Je sais qu’en écrivant cette chronique,je risque de déclencher la polémique. Je sais parfaitement qu’il y a des sujets tabous dans le secteur aéronautique. Ce secteur n’est d’ailleurs pas le seul à pratiquer le déni .Alors, je me jette à l’eau.

J’écrivais au lendemain de la remise du premier A 400M à l’Armée de l’Air française que les 8 pays qui ont commandé l’avion (Belgique, France, Allemagne, Luxembourg, Espagne, Turquie, Royaume-Uni et Malaisie) pouvaient éprouver un légitime sentiment de fierté à l’égard de cet A 400M. Je remarquais que le nouvel appareil avec ses ailes hautes et ses 4 turbopropulseurs équipés d’hélices géantes était impressionnant. Rien à voir avec le vieux Transall qu’il remplace. Je mettais aussi le doigt sur les performances exceptionnelles de la nouvelle machine qui vole
à plus de 700 km à l’heure et qui peut emmener une charge de 30 tonnes sur 4500 km.

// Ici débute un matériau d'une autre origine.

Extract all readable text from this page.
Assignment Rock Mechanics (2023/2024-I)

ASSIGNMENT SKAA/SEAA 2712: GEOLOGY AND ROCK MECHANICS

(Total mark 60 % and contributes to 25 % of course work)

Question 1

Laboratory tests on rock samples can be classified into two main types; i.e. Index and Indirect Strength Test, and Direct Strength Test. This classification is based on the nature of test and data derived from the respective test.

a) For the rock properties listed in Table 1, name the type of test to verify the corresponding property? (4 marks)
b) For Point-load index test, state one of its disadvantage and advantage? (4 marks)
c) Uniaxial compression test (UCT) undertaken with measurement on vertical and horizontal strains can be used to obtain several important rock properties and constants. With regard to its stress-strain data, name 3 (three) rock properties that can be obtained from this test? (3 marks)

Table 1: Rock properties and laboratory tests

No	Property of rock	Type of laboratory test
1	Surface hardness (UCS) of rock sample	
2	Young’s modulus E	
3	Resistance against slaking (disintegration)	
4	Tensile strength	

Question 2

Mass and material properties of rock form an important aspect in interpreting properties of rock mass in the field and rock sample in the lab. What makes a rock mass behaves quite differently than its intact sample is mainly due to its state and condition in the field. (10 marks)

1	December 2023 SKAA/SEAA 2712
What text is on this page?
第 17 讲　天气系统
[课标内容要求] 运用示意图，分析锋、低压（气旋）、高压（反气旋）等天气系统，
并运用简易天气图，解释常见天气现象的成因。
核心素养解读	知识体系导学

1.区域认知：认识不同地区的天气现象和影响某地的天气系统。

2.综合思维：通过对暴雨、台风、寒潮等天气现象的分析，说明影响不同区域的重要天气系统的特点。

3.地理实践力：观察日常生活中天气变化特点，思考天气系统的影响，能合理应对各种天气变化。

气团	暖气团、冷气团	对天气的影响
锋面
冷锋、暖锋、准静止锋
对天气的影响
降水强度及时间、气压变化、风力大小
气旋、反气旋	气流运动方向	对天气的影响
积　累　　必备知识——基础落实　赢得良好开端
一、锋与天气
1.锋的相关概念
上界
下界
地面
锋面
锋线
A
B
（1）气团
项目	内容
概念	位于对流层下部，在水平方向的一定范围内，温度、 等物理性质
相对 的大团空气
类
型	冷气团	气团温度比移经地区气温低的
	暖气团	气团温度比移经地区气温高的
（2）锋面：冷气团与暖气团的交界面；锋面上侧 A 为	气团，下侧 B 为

Reste que l’avion n’est commandé qu’à 174 exemplaires. « A cet instant le programme de 20 milliards d’euros investis n’est pas rentable », regrettait Marwan Lahoud, le patron de la stratégie d’EADS. Celui-ci estime le potentiel de l’avion à l’export à 400 exemplaires. Les vendeurs de l’A400M rendront bientôt visite aux armées du Golfe et à celles d’Asie-Pacifique. Même dans les pays que l’on dit moins touchés par la crise, il ne sera pas facile de vendre un avion qui doit coûter autour de 135 millions d’euros l’unité.

Et puis l’A 400M est extrêmement complexe. On se souvient encore des retards pris pour la mise au point du logiciel régulant les 11 000 chevaux développés par chacun des turbopropulseurs. Il possède des capacités de vol à basse altitude sans visibilité extérieure grâce à un suivi de terrain sur fichier numérique. Pour utiliser pleinement ses capacités, il faut former des pilotes et des navigateurs. La base 123 d’Orléans a d’ailleurs prévu une école pour aguerrir les spécialistes.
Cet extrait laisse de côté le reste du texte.